删除主题(删除之后数据还在,只是标记为不可用;若想彻底删除,进入到配置文件的data目录中删除)
[root@iZj6c5bdyyg7se9hbjaakuZ bin]# ./kafka-topics.sh --delete --zookeeper iZj6c5bdyyg7se9hbjaakuZ:2181 --topic mysql_topic
查看kafka特定topic的详情
[root@iZj6c5bdyyg7se9hbjaakuZ bin]# ./kafka-topics.sh --zookeeper iZj6c5bdyyg7se9hbjaakuZ:2181 --topic lsj_fanuc --describe
kafka相关报错处理
- Error while fetching metadata with correlation id : {LEADER_NOT_AVAILABLE}
- KeeperErrorCode = NoNode for [节点路径]
filebeat
filebeat是一个轻量化的消息采集工具,相比于logstash和其他工具,不需要依赖Java环境,采用C语言编写,可通过Ansible推送脚本自动安装到各个蜜罐节点。
下载
同属于elastic公司产品,可在官网下载
wget wget https://artifacts.elastic.co/downloads/beats/filebeat/filebeat-6.2.3-linux-x86_64.tar.gz
tar xvf /filebeat-6.2.3-linux-x86_64.tar.gz
配置运行
vim filebeat.yml
filebeat.prospectors:
- type: log //通常情况typt字段均为log
enabled: true //启用
paths:
- /home/cowrie/cowrie/log/cowrie*
fields: //指定流入主题
log_topics: lsj_cowrie
- type: log
enabled: true
paths:
- /root/fanucdocker_session/network_coding/log/mylog_*
fields:
log_topics: lsj_fanuc
output.kafka:
enabled: true
hosts: ["47.244.139.92:9092"]
topic: '%{[fields][log_topics]}'
启动
# 前台运行
/root/filebeat-6.2.3/filebeat -e -c /root/filebeat-6.2.3/filebeat.yml
# 后台运行
nohup /root/filebeat-6.2.3/filebeat -e -c /root/filebeat-6.2.3/filebeat.yml >/dev/null 2>&1 &
ELK
elk均采用5.6.12
版本
elasticsearch
wget https://artifacts.elastic.co/downloads/elasticsearch/elasticsearch-5.6.12.tar.gz
tar xvf elasticsearch-5.6.12.tar.gz
配置文件vim elasticsearch.yml
# 集群用户名
cluster.name: lsj_elk
path.logs: /var/log/elk/elastic
network.host: 10.10.2.109
http.port: 9200
# 安装ES-Head插件需要配置的参数
http.cors.enabled: true
http.cors.allow-origin: "*"
启动
# 前台
./bin/elasticsearch
# 后台
./bin/elasticsearch -d
kibana
apt-get安装
root@elk:/opt/elk# apt list | grep kibana
WARNING: apt does not have a stable CLI interface. Use with caution in scripts.

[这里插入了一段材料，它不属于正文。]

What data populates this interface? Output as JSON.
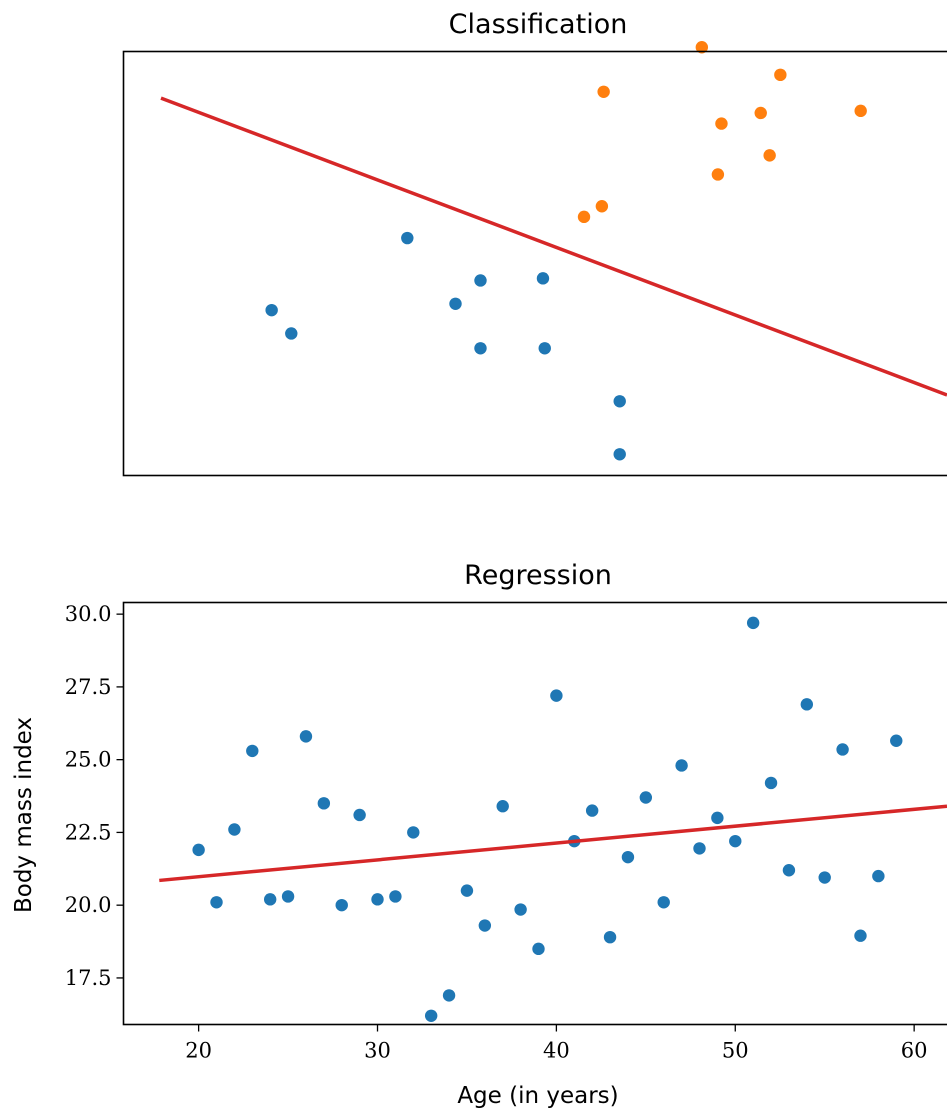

kibana/now 5.6.12 amd64 [installed,local]
root@elk:/opt/elk#
配置文件vim /etc/kibana/kibana.yml
server.port: 5601
server.host: "10.10.2.109"
server.name: "elk_lsj"
elasticsearch.url: "http://10.10.2.109:9200"
启动
systemctl start kibana
systemctl enable kibana
查看端口
root@elk:/opt/elk# netstat -antup | grep 5601
tcp 0 0 10.10.2.109:5601 0.0.0.0:* LISTEN 17774/node
root@elk:/opt/elk#
logstash
wget https://artifacts.elastic.co/downloads/logstash/logstash-5.6.12.tar.gz
tar xvf logstash-5.6.12.tar.gz
lgstash配置文件logstash.yml
不需要配置,只需要根据输出要求配置input_output.conf即可:
下面是采用kafka传入的配置文件vim logstash-5.6.12/config/kafka_logstash.conf
### Input段,负责数据流入控制
# 这里虽然只有一个kafka,但cowrie和fanuc日志格式不同,故分开来处理,并一定要用client_id唯一字段来区分
input {
kafka {
bootstrap_servers => "47.244.139.92:9092" //kafka服务,严格说是kafka集群的leader节点,由于是单机kafka,故只有这个IP
client_id => "test_cowrie" //多输入流情况下配置的唯一ID
group_id => "test" //输入流分组
topics => ["lsj_cowrie"] //数据来源主题,可以配置多个,逗号分隔
type => "Cowrie" //logstash.input中的`type`字段,便于下面日志的分开解析
consumer_threads => 8 //logstash并行消费数据,通常情况下对应kafka集群的分区数量,这里设置为8个分区
}
kafka {
bootstrap_servers => "47.244.139.92:9092"
client_id => "test_fanuc"
group_id => "test"
topics => ["lsj_fanuc"]
type => "Fanuc"
consumer_threads => 8
}
}
### Filter段,负责数据格式解析
filter {
if [type] == "Cowrie" {
# cowrie为json日志,直接使用json解析模块即可自动解析
json {
source => "message"
remove_field => ["message"]
# 默认情况,解析出来的json会添加message字段,将整条数据加进去,这个没有必要,因而要去掉
}
# json解析完成后,对src_ip字段进行定位,采用Geoip离线数据库
if [src_ip] {
geoip {
source => "src_ip"
target => "geoip"
database => "/opt/elk/GeoLite2-City/GeoLite2-City.mmdb"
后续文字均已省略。